Mit ihrem Triumph von Peking krönte Schwanitz ihre Karriere - dabei schien ihre Laufbahn im Vorjahr fast beendet. Eine Patellasehnen-Operation verlief "suboptimal", sagte sie. Das linke Knie schwoll nach dem Eingriff immer wieder an und entzündete sich. "Ich hatte Angst, dass ich nie mehr Kugelstoßen kann. Da gehst du als Leistungssportler durch die Hölle, aber Gott sein Dank hat sich alles zum Guten gewendet", sagte Schwanitz.

Doch erst eine Behandlung mit einer radioaktiven Flüssigkeit brachte Besserung. Das in einem Reaktor hergestellte Mittel wurde Schwanitz ins Knie gespritzt und soll Entzündungen entgegen wirken. "Aber das ist nur wenig, ich bin nicht Tschernobyl", sagte sie.

Nach ihrem WM-Sieg macht Schwanitz jetzt sogar richtig Kasse.
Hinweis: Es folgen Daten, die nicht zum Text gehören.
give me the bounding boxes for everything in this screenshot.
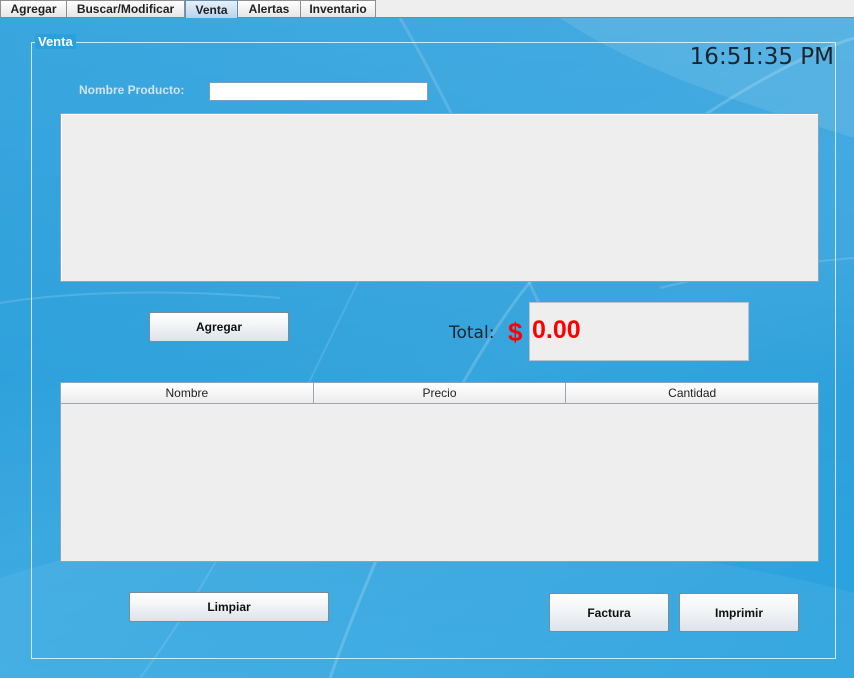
product-name-input[interactable] bbox=[209, 82, 428, 101]
column-header-nombre[interactable]: Nombre bbox=[61, 383, 314, 404]
clear-button[interactable]: Limpiar bbox=[129, 592, 329, 622]
venta-panel: Venta 16:51:35 PM Nombre Producto: Agreg… bbox=[0, 18, 854, 678]
column-header-cantidad[interactable]: Cantidad bbox=[566, 383, 819, 404]
tab-inventario[interactable]: Inventario bbox=[300, 0, 376, 17]
tab-alertas[interactable]: Alertas bbox=[237, 0, 301, 17]
clock-label: 16:51:35 PM bbox=[689, 44, 834, 70]
total-label: Total: bbox=[449, 323, 495, 343]
total-value: 0.00 bbox=[532, 316, 581, 344]
tab-agregar[interactable]: Agregar bbox=[0, 0, 67, 17]
product-name-label: Nombre Producto: bbox=[79, 83, 185, 97]
tab-bar: Agregar Buscar/Modificar Venta Alertas I… bbox=[0, 0, 854, 18]
tab-venta[interactable]: Venta bbox=[185, 0, 238, 18]
column-header-precio[interactable]: Precio bbox=[313, 383, 567, 404]
tab-buscar-modificar[interactable]: Buscar/Modificar bbox=[66, 0, 185, 17]
add-button[interactable]: Agregar bbox=[149, 312, 289, 342]
currency-symbol: $ bbox=[508, 317, 523, 347]
sale-items-table[interactable]: Nombre Precio Cantidad bbox=[60, 382, 819, 562]
venta-group-title: Venta bbox=[35, 34, 76, 49]
invoice-button[interactable]: Factura bbox=[549, 593, 669, 632]
table-header: Nombre Precio Cantidad bbox=[61, 383, 819, 404]
total-display: 0.00 bbox=[529, 302, 749, 361]
search-results-panel[interactable] bbox=[60, 113, 819, 282]
print-button[interactable]: Imprimir bbox=[679, 593, 799, 632]
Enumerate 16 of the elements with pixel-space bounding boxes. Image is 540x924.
Für Gold kriegt die Sächsin vom Weltverband IAAF 60.000 Dollar Prämie überwiesen (etwa 54.000 Euro). Zudem ist der Sportsoldatin ihr erster Gesamtsieg in der lukrativen Diamond League eigentlich nicht mehr zu nehmen. Um die 40.000 Dollar (etwa 35.000 Euro) sowie den Diamantpokal dafür kassieren zu können, muss Schwanitz nur noch beim Diamond-League-Finale am 3. September in Zürich antreten. Das sollte für die neue Kugel-Kaiserin von China doch möglich sein.